Projects relevant to this concept are under-represented in NIDCR’s Oral and Salivary Cancer Biology portfolio. Between 2007-2018, NIDCR funded only two biomarker-based projects for screening and early detection. Since 2019, NIDCR increased the funding in this relevant area to four, two imaging-based and two biomarker-based studies through the publications of trans-NIH FOAs. NCI has reported three funded HNC projects relevant to this concept, over the past ten years. In 2021, NIDCR joined The Early Detection Research Network (EDRN): Biomarker Characterization Centers (RFA-CA-21-035) which included HNC.

References

• Hussein AA, et al. A review of the most promising biomarkers for early diagnosis and prognosis prediction of tongue squamous cell carcinoma. British J Cancer. 119:724-728 (2018).
• Chu HW, et al. Identification of salivary biomarkers for oral cancer detection with untargeted and targeted quantitative proteomics approaches. Mol Cell Proteomics. 18:1796-1806 (2019).
• Gooi Z, et al. The Epidemiology of the Human Papillomavirus Related to Oropharyngeal Head and Neck Cancer. Laryngoscope. 126(4):894-900 (2016).
• Alshafi E, et al (2019). Clinical update on head and neck cancer: molecular biology and ongoing challenges. Cell Death Dis. 10, 540 (2019).
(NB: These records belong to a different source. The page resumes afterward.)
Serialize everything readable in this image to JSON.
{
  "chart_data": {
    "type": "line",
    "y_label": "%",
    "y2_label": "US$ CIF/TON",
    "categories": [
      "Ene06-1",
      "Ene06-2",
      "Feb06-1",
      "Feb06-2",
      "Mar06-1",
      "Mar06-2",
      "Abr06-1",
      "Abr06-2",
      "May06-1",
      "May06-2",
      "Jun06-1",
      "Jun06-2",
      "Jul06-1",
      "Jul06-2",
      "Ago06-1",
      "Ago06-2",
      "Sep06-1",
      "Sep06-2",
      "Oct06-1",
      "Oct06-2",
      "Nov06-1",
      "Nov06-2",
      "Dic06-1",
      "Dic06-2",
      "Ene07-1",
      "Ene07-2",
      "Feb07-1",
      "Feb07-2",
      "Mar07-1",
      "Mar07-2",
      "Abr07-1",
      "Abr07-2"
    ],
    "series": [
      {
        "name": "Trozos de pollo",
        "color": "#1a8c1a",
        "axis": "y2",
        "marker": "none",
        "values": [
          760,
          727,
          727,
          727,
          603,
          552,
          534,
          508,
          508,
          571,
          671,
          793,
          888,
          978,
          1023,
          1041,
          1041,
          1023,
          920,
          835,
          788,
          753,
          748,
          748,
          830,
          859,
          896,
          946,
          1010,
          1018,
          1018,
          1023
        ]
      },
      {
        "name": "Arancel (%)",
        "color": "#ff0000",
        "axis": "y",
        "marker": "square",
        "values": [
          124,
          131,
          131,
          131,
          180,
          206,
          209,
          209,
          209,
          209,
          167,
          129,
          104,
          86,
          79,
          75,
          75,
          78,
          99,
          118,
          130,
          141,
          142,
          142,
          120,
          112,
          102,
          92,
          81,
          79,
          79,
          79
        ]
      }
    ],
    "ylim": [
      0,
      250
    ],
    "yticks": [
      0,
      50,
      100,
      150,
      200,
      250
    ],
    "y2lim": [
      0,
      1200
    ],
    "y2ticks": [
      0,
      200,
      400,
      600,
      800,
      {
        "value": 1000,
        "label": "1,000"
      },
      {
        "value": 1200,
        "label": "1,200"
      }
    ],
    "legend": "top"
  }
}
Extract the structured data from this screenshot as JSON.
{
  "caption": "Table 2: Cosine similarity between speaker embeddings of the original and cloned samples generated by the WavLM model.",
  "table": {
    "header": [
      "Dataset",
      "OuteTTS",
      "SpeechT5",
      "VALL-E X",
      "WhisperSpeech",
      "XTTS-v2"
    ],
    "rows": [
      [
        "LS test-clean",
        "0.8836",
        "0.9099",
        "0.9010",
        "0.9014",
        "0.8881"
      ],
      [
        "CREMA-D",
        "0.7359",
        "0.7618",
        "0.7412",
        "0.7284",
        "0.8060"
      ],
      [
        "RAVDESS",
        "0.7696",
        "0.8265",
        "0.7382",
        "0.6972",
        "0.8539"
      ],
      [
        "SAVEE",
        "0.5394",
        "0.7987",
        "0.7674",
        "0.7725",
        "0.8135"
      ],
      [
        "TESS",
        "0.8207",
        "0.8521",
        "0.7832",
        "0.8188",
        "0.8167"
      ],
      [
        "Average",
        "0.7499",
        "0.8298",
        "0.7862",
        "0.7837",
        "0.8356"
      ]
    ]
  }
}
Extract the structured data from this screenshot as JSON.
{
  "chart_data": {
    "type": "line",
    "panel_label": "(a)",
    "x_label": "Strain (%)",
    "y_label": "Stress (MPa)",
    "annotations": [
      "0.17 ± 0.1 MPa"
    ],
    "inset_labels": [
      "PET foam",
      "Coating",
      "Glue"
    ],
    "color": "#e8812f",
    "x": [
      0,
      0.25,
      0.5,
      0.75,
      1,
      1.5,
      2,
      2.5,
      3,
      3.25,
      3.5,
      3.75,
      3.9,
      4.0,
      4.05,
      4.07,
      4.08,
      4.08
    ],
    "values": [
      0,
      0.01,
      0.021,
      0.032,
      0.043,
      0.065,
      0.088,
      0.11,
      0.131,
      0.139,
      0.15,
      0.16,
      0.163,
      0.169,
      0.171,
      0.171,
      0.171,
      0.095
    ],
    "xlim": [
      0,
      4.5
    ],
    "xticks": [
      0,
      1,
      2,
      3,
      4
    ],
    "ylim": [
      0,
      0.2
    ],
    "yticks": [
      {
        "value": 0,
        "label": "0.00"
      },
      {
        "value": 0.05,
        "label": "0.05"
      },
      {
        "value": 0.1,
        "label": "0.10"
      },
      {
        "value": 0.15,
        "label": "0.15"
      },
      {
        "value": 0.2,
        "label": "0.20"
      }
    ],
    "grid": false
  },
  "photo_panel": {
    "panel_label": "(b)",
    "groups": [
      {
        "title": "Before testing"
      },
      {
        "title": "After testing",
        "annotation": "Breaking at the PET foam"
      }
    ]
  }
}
• Denny JC, Collins FS. Precision medicine in 2030—seven ways to transform healthcare. Cell. 184(6):1415-1419 (2021).
• Sharpless N, Liang H, Hutter C, Zenklusen JC, Shen H, Giordano TJ. The TCGA Legacy. Cell. 173(2):281-282 (2018).
• National Cancer Institute Early Detection Research Network.
• NOT-DE-21-010: Notice of Special Interest (NOSI): Precision Imaging of Oral Lesions.
• NOT-CA-20-031: Notice of Special Interest (NOSI): Advancing Head and Neck Cancer Early Detection Research (AHEAD).
• PAR-20-155: Academic-Industrial Partnerships (AIP) to Translate and Validate In Vivo Imaging Systems (R01 Clinical Trial Optional).
• PAR-18-530: Academic-Industrial Partnerships for Translation of Technologies for Diagnosis and Treatment (R01 - Clinical Trial Optional).